Город Табор привлекал толпы людей со всей Европы, вполне сравнимые с прибывающим в Чевенгур «международным пролетариатом» и «прочими». В Таборе мечта о Царстве Божием гибнет из-за растущих противоречий между бедными и богатыми, город обуржуазивается. В романе Платонова эта тенденция проявляется в образе Прокофия Дванова с его похотливостью и жаждой накопительства. Свидетельство очевидца, относящееся к Табору 1451 года, рисует печальную картину. Жители города присвоили себе чужое имущество, но они не в состоянии сохранить его, глинобитные дома стоят как попало в беспорядке. Эта картина вспоминается, когда читаешь о состоянии Чевенгура, в котором произошла «добровольная порча мелкобуржуазного наследства»[30]: «Трудно было войти в Чевенгур и трудно выйти из него — дома стояли без улиц, в разброде и тесноте, словно люди прижались друг к другу посредством жилищ, а в ущельях между домов пророс бурьян»[31]. Сам конец Чевенгура подобен концу Табора: в битве при Липанах табориты терпят кровавое поражение от армии феодалов.
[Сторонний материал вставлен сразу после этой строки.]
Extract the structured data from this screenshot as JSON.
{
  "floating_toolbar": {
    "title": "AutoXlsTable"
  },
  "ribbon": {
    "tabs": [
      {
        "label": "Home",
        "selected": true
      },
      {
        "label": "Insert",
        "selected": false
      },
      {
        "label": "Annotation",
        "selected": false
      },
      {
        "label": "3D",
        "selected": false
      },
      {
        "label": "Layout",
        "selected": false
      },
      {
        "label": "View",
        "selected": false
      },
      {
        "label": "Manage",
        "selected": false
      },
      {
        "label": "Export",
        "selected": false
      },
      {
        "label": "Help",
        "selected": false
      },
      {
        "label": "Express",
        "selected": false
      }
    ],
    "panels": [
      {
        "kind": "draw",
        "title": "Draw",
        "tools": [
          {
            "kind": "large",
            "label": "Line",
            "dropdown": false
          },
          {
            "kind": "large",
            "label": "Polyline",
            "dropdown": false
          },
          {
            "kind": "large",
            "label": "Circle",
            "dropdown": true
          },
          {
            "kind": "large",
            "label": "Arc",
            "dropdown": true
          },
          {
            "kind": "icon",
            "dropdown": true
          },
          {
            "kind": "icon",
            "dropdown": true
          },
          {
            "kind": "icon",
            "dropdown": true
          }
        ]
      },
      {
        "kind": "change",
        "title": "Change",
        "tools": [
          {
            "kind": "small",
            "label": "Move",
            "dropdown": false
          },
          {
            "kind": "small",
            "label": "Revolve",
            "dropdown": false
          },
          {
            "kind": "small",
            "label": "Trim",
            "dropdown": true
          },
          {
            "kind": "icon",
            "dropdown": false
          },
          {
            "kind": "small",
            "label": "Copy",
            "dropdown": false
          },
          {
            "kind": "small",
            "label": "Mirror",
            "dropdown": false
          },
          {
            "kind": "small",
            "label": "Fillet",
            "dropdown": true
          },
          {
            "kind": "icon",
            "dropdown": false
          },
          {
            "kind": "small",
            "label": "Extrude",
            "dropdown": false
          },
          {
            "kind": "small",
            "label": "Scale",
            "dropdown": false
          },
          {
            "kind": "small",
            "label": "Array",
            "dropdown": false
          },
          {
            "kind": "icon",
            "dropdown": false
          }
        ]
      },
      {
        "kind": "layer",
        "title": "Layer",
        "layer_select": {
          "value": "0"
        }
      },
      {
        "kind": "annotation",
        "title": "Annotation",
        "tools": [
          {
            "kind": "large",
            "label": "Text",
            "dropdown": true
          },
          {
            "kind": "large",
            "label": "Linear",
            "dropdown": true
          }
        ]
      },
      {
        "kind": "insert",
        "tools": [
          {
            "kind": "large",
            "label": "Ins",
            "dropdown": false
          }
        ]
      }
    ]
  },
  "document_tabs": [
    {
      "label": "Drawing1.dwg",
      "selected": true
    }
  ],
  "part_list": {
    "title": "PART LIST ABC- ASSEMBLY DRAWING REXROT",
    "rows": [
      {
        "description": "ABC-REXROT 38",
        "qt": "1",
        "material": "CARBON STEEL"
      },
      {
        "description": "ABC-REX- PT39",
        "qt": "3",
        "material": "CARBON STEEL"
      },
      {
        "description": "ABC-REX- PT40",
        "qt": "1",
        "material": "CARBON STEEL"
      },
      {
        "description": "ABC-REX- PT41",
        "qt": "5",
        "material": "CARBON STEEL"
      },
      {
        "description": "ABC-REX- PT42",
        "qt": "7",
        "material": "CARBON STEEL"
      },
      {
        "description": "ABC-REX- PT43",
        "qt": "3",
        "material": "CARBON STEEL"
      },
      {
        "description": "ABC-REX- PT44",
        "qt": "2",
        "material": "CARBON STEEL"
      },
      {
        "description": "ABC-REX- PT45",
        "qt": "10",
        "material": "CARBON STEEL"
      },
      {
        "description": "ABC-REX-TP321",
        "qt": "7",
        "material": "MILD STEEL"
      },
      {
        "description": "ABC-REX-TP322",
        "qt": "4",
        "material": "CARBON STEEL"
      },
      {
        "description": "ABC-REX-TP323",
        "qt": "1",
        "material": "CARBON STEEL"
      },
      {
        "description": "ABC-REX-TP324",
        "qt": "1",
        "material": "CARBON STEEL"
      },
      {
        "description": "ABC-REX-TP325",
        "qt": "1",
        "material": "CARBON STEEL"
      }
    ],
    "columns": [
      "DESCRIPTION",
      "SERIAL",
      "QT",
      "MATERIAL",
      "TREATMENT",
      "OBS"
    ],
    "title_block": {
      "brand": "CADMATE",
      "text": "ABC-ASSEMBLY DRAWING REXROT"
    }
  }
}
Поскольку речь о значении идей Иоахима Флорского для средневековых хилиастических движении уже шла, не лишним будет указать на некоторое сходство между его учением и «Чевенгуром». «Товарищеское состояние» чевенгурцев во многом напоминает монашеский идеал Иоахима. В его трехчленной схеме различаются три статуса (status) человека: «Первый был рабством слуг, второй — служением сыновей, третий — свободой. Первый — в печали, второй — в деянии, третий — в созерцании. Первый — в страхе, второй — в вере, третий — в любви»[32]. «Созерцательное» и товарищеское состояние как раз реализовано в Чевенгуре, где мобилизовано «на вечную работу» солнце, объявленное «всемирным пролетарием». Ту же самую мысль выражает представление о чередовании шести эпох (etates), соответствующих шести дням творения. Последняя эпоха — это «саббат», который дарован Божьему народу, «чтобы он отдохнул от нужды и страданий, которые он терпел все шесть времен»[33]. И в Чевенгуре наступил «саббат» истории, в течение которого «его жители отдыхали от веков угнетения и не могли отдохнуть»[34]. Согласно учению Иоахима, в дохристианскую эру люди жили плотью, а в настоящее время, пока не наступит эра чистой духовности, они живут между плотью и духом, Грядущая церковь представлена в образе Девы Марии. В «Чевенгуре» тоже ценится идеал целомудрия и безбрачия — лишь Клавдюша, любовница Прошки Дванова, воплощает царство будущего в скомпрометированной форме. Чередование исторических эпох происходит у Иоахима в соответствии с космическими циклами: «Первое состояние — в звездном свете, второе — в восходе солнца, третье — в полном свете дня. Первое наступает зимой, второе — в начале весны, а третье — летом»[35]. Чевенгурская утопия связана с солнцем, вечным символом утопий, и с летом. Катастрофа Чевенгура находит свое символическое выражение в том, что на место солнца, «светила коммунизма, тепла и товарищества», приходит луна, «светило одиноких, светило бродяг, бредущих зря»[36], а тепло лета уступает место холодной осени.